Het begin leek heel mooi, doch de volgende week werd het anders. En nu is dít de zaak: de beide voorlaatste [hervormde] predikanten, Rooseboom en Douwes (orthodox), hadden te Anloo toen een zondagsschool opgericht, waar de kinderen van Anloo, Annen én Gasteren kwamen, verre boven de honderd; doch daarna kwam er te Anloo een moderne, ds. Buiskool, welke het werk der zondagsschool al spoedig liet glippen en dit werk opdroeg aan het hoofd van de school, de heer Veltmeijer. Zélf ‘modern’ kan het natuurlijk niet anders of ook de zaden des ongeloofs werden rijkelijk in de jeugdige harten gestrooid. Nu had de genoemde heer V. de kinderen der zondagsschool zes weken vakantie gegeven en juist tóen ben ik te Gasteren begonnen. Doch de eerste schooldag, 22 juli, was de heer V. reeds bekend met het oprichten mijner zondagsschool en het gevolg was dat hij de kinderen die in het vervolg weer bij míj kwamen, geen onderwijs op [zíjn] zondagsschool [meer] kon of wilde geven; bovendien waren dan ook hun centen weg, die door de kinderen de laatste weken [naar de zondagsschool van V.] waren meegebracht en zij dus nooit meer gelegenheid zouden hebben [daar] kerstfeest te vieren”. Want de kinderen keken zonder uitzondering met groot verlangen uit naar het jaarlijkse kerstfeest!

“Uit haat en vijandschap is dan ook de heer V. weer dadelijk begonnen zondagsschool te houden.
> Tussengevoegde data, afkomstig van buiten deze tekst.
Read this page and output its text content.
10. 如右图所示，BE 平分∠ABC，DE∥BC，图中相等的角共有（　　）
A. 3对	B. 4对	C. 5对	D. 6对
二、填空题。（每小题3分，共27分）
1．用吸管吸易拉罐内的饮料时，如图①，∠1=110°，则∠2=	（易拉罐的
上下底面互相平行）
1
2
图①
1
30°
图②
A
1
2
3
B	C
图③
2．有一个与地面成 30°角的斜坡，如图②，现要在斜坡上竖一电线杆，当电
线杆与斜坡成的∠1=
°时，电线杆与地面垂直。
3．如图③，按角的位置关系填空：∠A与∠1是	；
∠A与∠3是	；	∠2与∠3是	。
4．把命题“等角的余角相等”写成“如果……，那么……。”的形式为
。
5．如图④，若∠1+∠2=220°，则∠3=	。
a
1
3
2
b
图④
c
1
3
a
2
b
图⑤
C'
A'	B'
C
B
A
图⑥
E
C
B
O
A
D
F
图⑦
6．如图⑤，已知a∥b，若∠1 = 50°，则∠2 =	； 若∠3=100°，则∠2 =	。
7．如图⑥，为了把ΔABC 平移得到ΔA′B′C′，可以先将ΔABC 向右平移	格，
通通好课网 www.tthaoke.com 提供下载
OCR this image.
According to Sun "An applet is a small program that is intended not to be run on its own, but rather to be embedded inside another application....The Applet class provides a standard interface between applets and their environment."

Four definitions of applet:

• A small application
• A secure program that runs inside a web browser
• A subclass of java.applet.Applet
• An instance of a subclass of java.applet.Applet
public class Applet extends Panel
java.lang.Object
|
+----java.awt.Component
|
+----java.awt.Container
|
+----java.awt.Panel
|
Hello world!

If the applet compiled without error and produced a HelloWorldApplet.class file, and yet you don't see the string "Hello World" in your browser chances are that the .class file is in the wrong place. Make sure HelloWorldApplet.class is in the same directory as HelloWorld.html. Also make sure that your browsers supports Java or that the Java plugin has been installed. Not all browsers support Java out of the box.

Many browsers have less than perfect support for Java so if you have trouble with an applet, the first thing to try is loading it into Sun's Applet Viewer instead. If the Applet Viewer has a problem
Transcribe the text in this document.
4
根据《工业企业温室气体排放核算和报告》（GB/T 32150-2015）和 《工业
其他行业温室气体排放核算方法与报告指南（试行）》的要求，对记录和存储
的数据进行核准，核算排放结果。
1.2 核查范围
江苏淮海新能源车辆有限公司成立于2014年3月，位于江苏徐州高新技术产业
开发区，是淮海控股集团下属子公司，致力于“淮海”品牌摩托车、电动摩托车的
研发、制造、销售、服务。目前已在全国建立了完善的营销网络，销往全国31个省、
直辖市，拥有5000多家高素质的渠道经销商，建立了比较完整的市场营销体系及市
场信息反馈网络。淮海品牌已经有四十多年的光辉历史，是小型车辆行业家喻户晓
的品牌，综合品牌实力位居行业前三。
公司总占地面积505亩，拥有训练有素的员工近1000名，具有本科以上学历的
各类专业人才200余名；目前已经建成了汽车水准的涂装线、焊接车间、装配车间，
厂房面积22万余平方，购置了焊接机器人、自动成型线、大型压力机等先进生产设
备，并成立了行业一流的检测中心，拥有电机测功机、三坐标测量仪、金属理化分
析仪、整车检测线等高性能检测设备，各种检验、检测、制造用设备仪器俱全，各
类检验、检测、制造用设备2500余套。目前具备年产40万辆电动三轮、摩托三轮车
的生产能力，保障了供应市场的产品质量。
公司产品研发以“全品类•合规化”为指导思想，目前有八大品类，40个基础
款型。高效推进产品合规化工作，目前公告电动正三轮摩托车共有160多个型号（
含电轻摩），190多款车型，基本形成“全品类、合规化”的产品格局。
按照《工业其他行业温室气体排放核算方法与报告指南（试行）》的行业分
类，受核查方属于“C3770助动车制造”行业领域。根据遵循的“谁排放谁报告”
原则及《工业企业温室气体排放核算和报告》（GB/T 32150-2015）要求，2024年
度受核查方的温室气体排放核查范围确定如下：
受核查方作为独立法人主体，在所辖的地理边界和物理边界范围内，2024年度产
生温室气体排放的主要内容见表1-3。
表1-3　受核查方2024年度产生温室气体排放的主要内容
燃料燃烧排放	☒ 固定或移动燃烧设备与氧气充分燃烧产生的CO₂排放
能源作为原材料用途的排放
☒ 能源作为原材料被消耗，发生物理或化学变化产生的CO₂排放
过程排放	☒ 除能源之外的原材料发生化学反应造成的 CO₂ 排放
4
Toen ik dan ook l.l. zondag te Gasteren kwam, was het getal kinderen tot zestien geslonken. (…) U ziet hier ook weer kennelijk vóor of tégen Christus: het Rijk van Koning Jezus óf van Satan. De kinderen te Gasteren vallen me echter niet tegen wat orde en tucht aangaat, doch bijbelkennis is er hoegenaamd niets. Collecte heb ik nog niet gehouden; zoo het mij voorkomt, is dit in de eerste tijd minder gewenscht, tenzij deputaten anders mochten oordelen. In het vervolg denk ik aan de genoemde zondagsschool een bijbellezing te verbinden tegen de aanstaande herfst, wanneer er weer avonden komen na afloop van de zondagsschool (…), daar de menschen liever bij kunstlicht dan bij zonlicht willen komen, gelijk Nicodemus. De tijd welke daaraan vooraf gaat denk ik mij ten nutte te maken om de menschen op te wekken dergelijke bijbellezingen bij te wonen”.

Hoe het verder ging.

Ondanks alles ging de zondagsschool haar gang en werd deze in november 1901 door ongeveer twintig kinderen bezocht, allen van hervormde ouders. Greving: ‘Bij voorkeur houden deze ouders van míjn zondagsschool, omdat, gelijk zij zeggen, daar uit de Bijbel verteld wordt. Nu is mijn plan deze maand aldaar een bijbellezing [voor volwassenen] te openen, waarmee ik de menschen reeds in kennis heb gesteld. Ook denk ik alsdan het uur der zondagsschool te veranderen [net als te Anloo] en in plaats van drie uur gelijk tot dusver, een uur later, om vier uur, te houden, om langs dien weg meerder kinderen te krijgen daar zij dan van [de school te] Anloo terug zijn. Genoemde bijbellezing zal ik dan aldaar moeten houden na afloop van de zondagsschool, bijvoorbeeld om 6 of 7 uur’.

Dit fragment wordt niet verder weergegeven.